Whatever happens in the coming weeks, the car itself will never be broken up, which was a real threat before Mr Warhurst rescued the project from administration in 2018.
“I won’t let that happen. At the very least, Bloodhound will go into a museum for everyone to admire and be inspired by. But, really, the record is there for the taking,” he said.
And retirement to a museum is certainly not Plan A for driver Andy Green, who set the current world land speed record in the Thrust SSC car back in 1997.
“There is still a fantastic opportunity here. We’ve proved Bloodhound has record-breaking potential. We just need another Ian-like character to come in and say, ‘I get what Bloodhound’s about, I can see it’s showcasing Great British engineering and technology’. This project works for education, and it’s a good news story.
“You can probably guess from my tone of voice, I’m still feeling very bullish about this. Bloodhound is not dead yet.”
To achieve 800mph, the car needs five to six tonnes of thrust on top of the nine tonnes it already receives from the Eurofighter jet engine.
The extra power will come from a booster supplied by the Norwegian aerospace company Nammo.

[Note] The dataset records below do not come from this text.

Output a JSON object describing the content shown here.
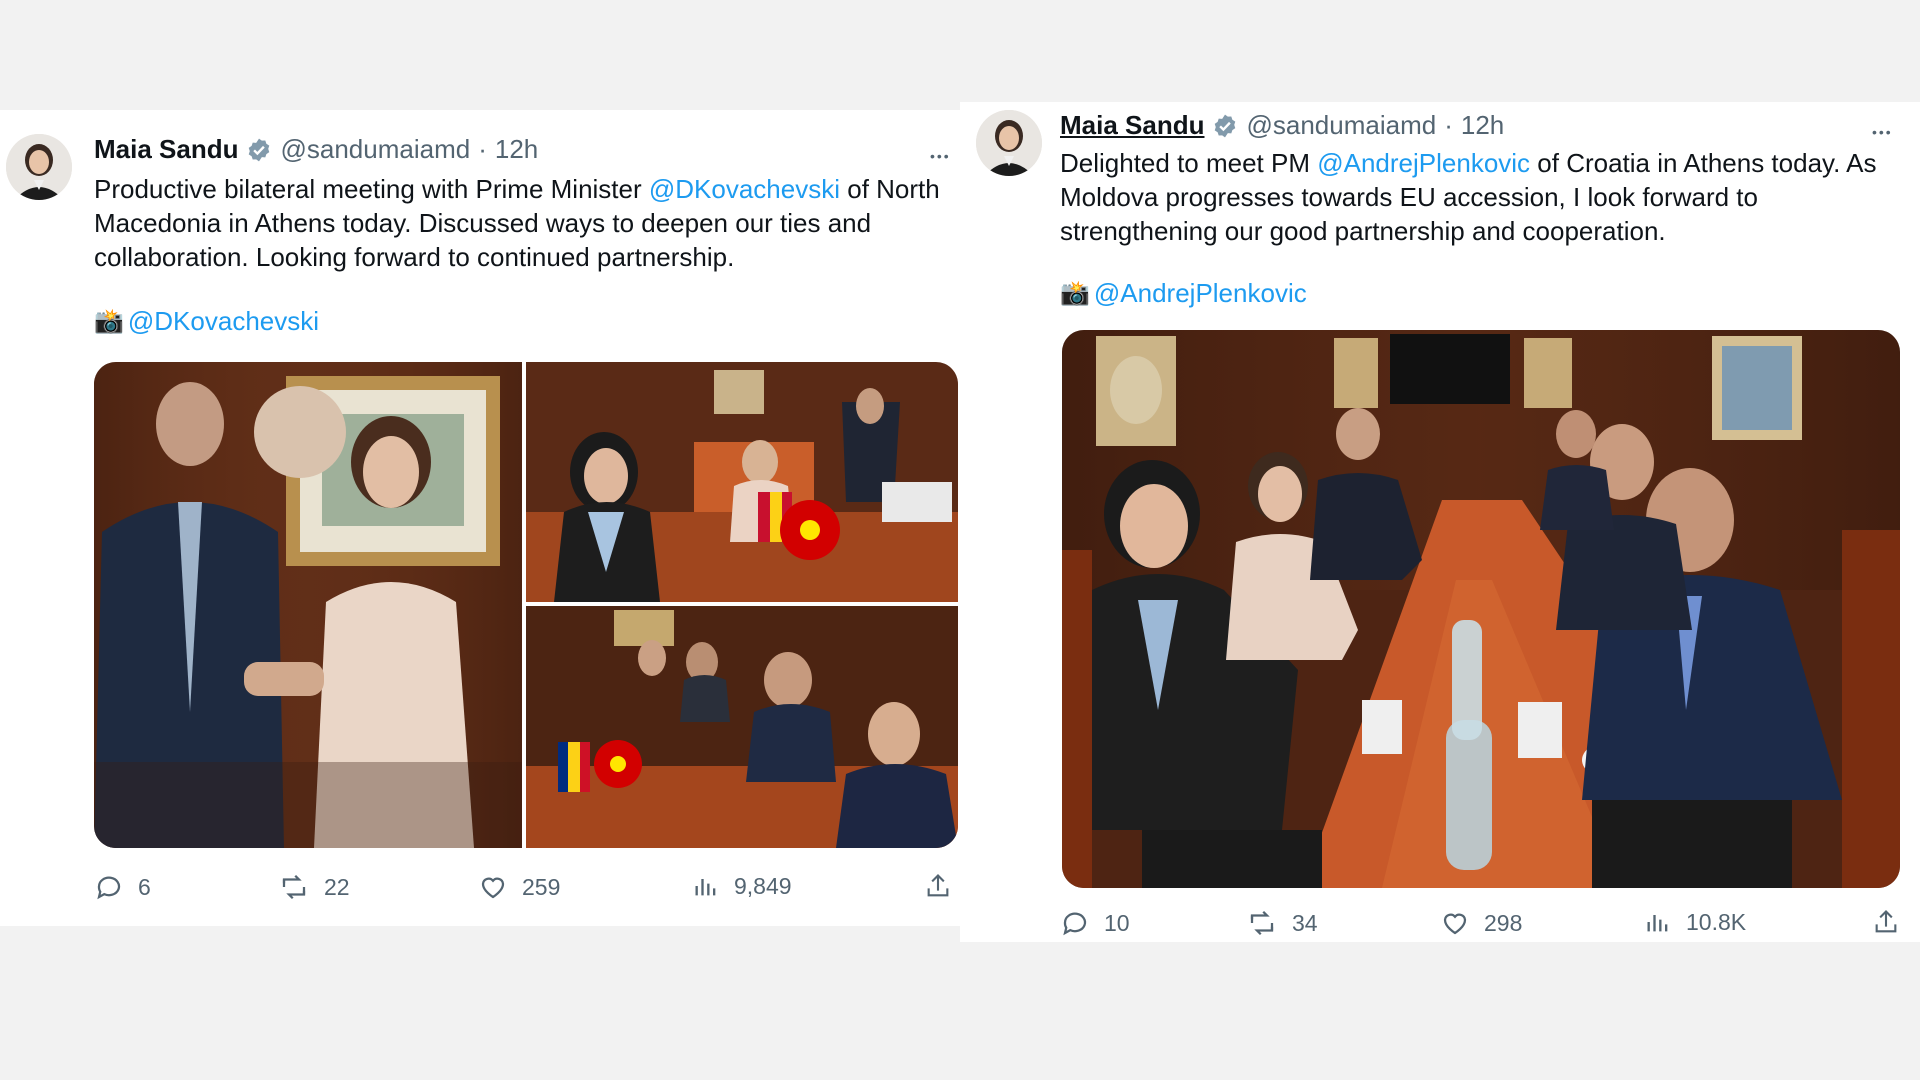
{
  "tweets": [
    {
      "author_name": "Maia Sandu",
      "handle": "@sandumaiamd",
      "separator": "·",
      "time": "12h",
      "more": "•••",
      "text_parts": {
        "before": "Productive bilateral meeting with Prime Minister ",
        "mention": "@DKovachevski",
        "after": " of North Macedonia in Athens today. Discussed ways to deepen our ties and collaboration. Looking forward to continued partnership."
      },
      "photo_credit_icon": "📸",
      "photo_credit": "@DKovachevski",
      "stats": {
        "replies": "6",
        "reposts": "22",
        "likes": "259",
        "views": "9,849"
      }
    },
    {
      "author_name": "Maia Sandu",
      "handle": "@sandumaiamd",
      "separator": "·",
      "time": "12h",
      "more": "•••",
      "text_parts": {
        "before": "Delighted to meet PM ",
        "mention": "@AndrejPlenkovic",
        "after": " of Croatia in Athens today. As Moldova progresses towards EU accession, I look forward to strengthening our good partnership and cooperation."
      },
      "photo_credit_icon": "📸",
      "photo_credit": "@AndrejPlenkovic",
      "stats": {
        "replies": "10",
        "reposts": "34",
        "likes": "298",
        "views": "10.8K"
      }
    }
  ],
  "icons": {
    "verified": "verified-badge-icon",
    "reply": "reply-icon",
    "repost": "repost-icon",
    "like": "heart-icon",
    "views": "views-chart-icon",
    "share": "share-icon",
    "more": "more-options-icon"
  },
  "colors": {
    "link": "#1d9bf0",
    "muted": "#536471",
    "text": "#0f1419",
    "background": "#f2f2f2"
  }
}
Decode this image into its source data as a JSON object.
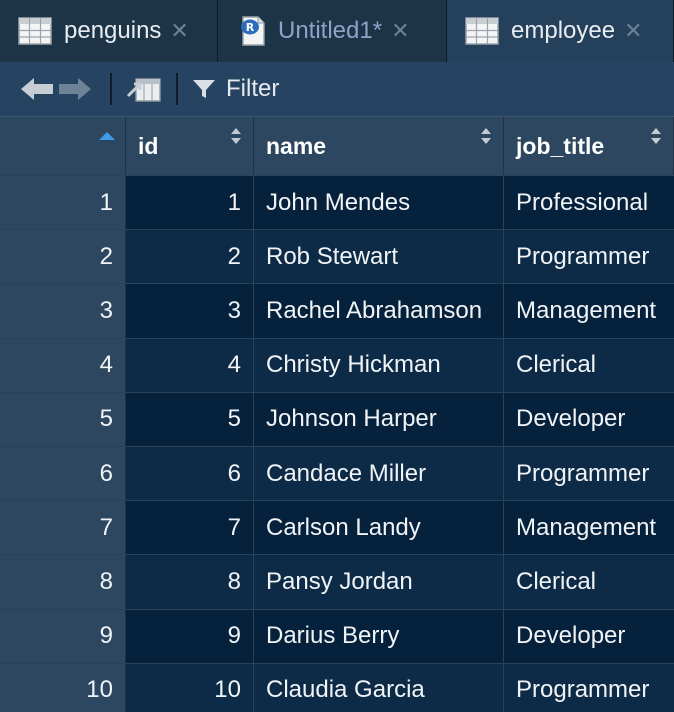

Bloodhound’s engineers still need to develop the pump system that feeds this rocket with a high-test peroxide monopropellant. And they have in mind to introduce an electric element – a battery or supercapacitor to run the motor that drives the pump.
This would make Bloodhound, on one level, a hybrid vehicle.
It’s the obvious solution, says Mr Warhurst: “This is where motorsport is going, and we were talking to various manufacturers about them coming onboard to showcase their technology.”
The rocket and electric upgrades would take some time to implement. To make a land speed record attempt a viable prospect in 2022, the new owner therefore really needs to be in control, bringing the engineering team back together, by Easter at the latest.
The Bloodhound project is currently based at SGS Berkeley Green University Technical College (UTC) in Gloucestershire.